Whether New Delhi sees the rapidly escalating crisis in Kashmir as an opportunity, however, is another question. Low-grade “counterterrorist” campaigns seem endlessly tempting to politicians, but in this case, the police over-reaction may just be a typical case of government arrogance. Assuming that is the case, one cannot but ask, “Where do politicians elected to serve the people keep getting the idea that they are justified in oppressing, rather than listening to, those with grievances?”




Can you hear Plato’s ghost whispering, “What else would you expect, when you let the rabble elect politicians no better qualified than themselves?” And perhaps it is indeed exactly that simple.

Whatever the calculus in New Delhi, an explosion in Kashmir will be a golden opportunity for jihadis, risk a Pakistani-Indian war, spill over into Afghanistan in all sorts of ways, and generally undermine Washington’s already precarious South Asian position. Calls for “restraint” are predictable, and the uselessness of such mindless statements is also predictable. Why mindless? Restraint is a great policy when the playing field is level (e.g., when each side is a regime backed up by an army), but when the aggrieved party is citizens being repressed by an unresponsive state, “restraint” means “accept your oppression and forget your grievances.” That is a non-starter, blatantly unjust, and can only be expected to provoke further outrage. In the event, a rise in government corruption and mistreatment of Kashmiris over the last several years provoked outrage, which provoked harsh police reaction rather than an examination of government misbehavior, producing the current crisis, so “restraint” would overlook the government misbehavior and leave the population exposed.

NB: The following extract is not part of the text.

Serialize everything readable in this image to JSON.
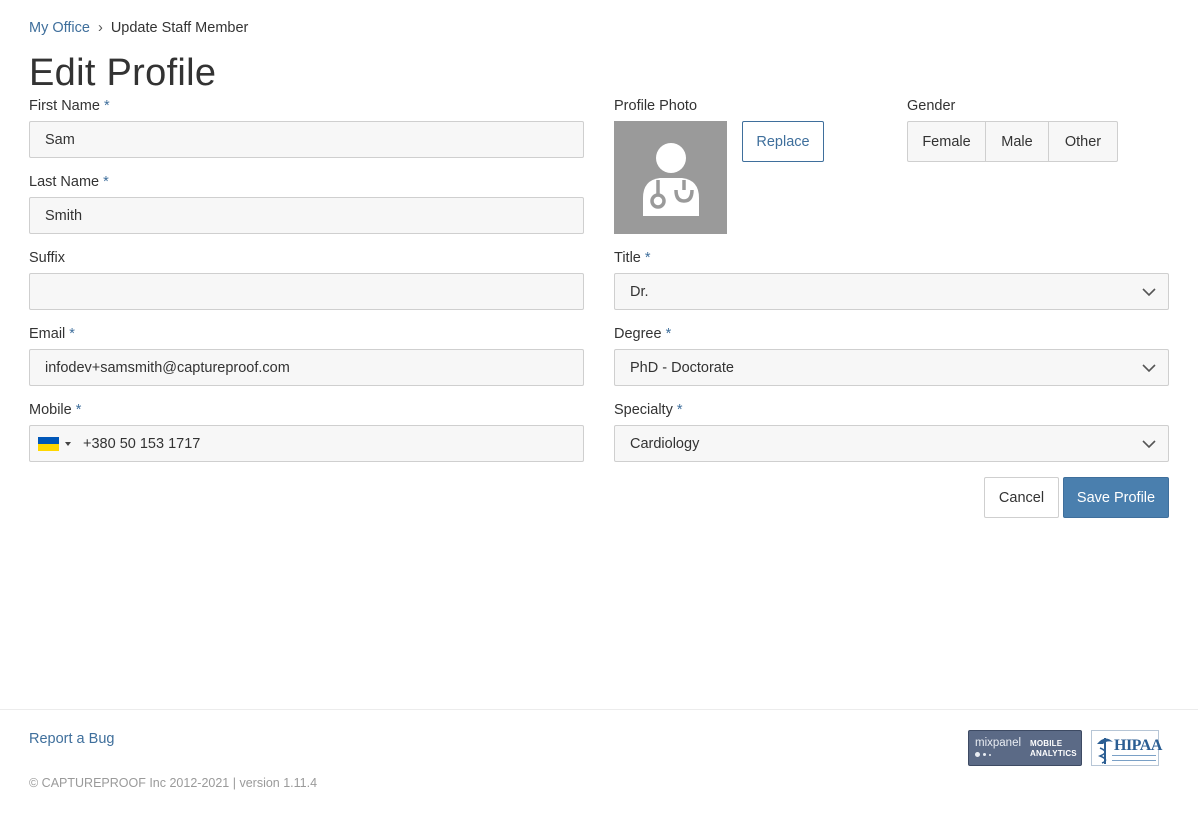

The conditions for dialogue with New Delhi defined by the Kashmiri All Parties Hurriyat Conference are instructive. Note their focus on substantive government moves to improve the situation on the ground and implicitly recognize that protest implies not criminality to be eliminated but grievances to be addressed [“Delhi Digs a Well While Kashmir Burns,” on Tehelka.com.]:



1.       The immediate and complete cessation of military and para-military actions against the civilian population in Jammu & Kashmir;
2.       Withdrawal of military presence from towns and villages;
3.       Dismantling of bunkers, watchtowers and barricades;
4.       Release of political prisoners;
5.       Annulment of various special repressive laws;
6.       Restoration of the rights of peaceful association, demonstration and assembly.

Perhaps the Conference should have added a final condition, i.e., the formal indictment and bringing to public trial of those in charge of New Delhi’s Kashmir policy to force them to explain New Delhi’s policies.

A call for restraint between oppressor and victim is simply a refusal to make a moral judgment. If teenagers are risking their lives to throw rocks at soldiers who respond by killing them, a prima fascia indictment of the government by the people has been submitted. The first step is to bring the government to trial and listen to the people’s evidence.